29)Periods of “rotation” tend to end when seasonal add periods (new money coming into the market) begin.
31)Things stay the same.
32)Know the differences between #30 and #31.
33)Be proactive but control losses by always having a “cut bait” dollar amount for every trade.
34 Position trade in 3’s by dividing your money going into the trade by 3, entering each third of the allotted funds as the stock fluctuates.
35)Never trade relatives’ money or a friend’s money.
36)Read stock market history books. Not THAT much has changed!
37)When the dust settles, the fundamentals rule the day. Charts can only take you for a ride to that “day’s” end.
38)All bull runs end in euphoria and bear runs end in despair—and not a moment before!
39)There are no rich “cabdrivers”, unless they inherit it. Fade “their” advice, especially if it comes to you unsolicited.
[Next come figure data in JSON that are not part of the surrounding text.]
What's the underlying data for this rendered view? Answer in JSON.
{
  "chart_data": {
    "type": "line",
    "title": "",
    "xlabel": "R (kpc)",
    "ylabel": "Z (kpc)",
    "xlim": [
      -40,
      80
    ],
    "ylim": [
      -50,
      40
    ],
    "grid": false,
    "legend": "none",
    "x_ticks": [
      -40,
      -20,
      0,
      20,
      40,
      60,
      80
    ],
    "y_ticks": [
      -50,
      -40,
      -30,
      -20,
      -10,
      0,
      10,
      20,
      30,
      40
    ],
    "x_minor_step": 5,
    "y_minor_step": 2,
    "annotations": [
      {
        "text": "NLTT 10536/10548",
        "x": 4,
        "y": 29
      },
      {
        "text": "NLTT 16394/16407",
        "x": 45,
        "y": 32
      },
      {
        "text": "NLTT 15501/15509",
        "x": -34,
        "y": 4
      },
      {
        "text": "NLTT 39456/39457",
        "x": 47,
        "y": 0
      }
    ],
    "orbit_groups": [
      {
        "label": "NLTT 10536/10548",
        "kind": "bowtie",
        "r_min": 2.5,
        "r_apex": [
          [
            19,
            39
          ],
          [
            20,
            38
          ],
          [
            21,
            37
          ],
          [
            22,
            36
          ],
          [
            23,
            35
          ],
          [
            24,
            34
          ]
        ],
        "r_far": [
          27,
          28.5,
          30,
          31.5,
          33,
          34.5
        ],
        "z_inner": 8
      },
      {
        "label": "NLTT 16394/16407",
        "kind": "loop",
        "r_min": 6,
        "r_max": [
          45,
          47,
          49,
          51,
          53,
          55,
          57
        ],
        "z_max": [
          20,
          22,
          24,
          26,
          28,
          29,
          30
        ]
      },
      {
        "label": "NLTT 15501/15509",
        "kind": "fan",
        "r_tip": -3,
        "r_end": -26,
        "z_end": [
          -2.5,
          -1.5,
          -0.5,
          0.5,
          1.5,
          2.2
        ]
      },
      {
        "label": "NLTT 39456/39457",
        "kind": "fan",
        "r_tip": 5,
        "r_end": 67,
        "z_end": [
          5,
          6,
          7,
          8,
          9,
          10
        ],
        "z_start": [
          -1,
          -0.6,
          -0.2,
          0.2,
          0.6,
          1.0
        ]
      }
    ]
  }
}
40)Even a mushroom cloud begins as a puff of smoke. Be wary of quiet selling.
41)In a stiff breeze even a turkey can fly. Thus, do not short a stock just because it is “flying”.
42)Odds greatly favor that a stock that breaks down below 4 will trade at 2 before it trades at 6.
43)Odds greatly favor a stock that trades up through 2 will eventually trade at 4.
44)You have NOT seen it all! I once watched in awe as a 2 dollar stock blasted off to $28 in a month (in 1975), doing so while at the very same time the company was filing for bankruptcy! The cause for this weirdness was that over 110% of the floating stock somehow was sold short! Once word got out about the plight of the shorts, all hell broke loose and buyers raised their offering prices really high! A few weeks later, after that all time short squeeze, the stock went to zero.
45)Making money in the stock market is akin to war. Trading is your tactical movements while proper money management is your overall strategy. No war or battle ever went according to plan. Always be prepared to adjust to the unexpected as well as the certain collateral damage.
46)Never stay in a trade where you are “riding the tiger” (which implies that should you get off that tiger, the tiger will eat you!). Thus do not add good money to a position which was NOT planned to be used in the trade.
47)All stock market cycles end in high emotion. To measure that emotion, use the Standard and Poor’s short term oscillator. A minus 4 or higher is reading an oversold condition and a positive 4 or higher is reading an overbought condition. The stock market always, eventually, reverts to the mean, or fulcrum.
48)The stock market rises akin to walking up a flight of stairs, and falls akin to slipping on a banana peel on those same stairs.
49)The stock market tends to move in a series of 3’s.
50)When the dust settles, the fundamentals rule.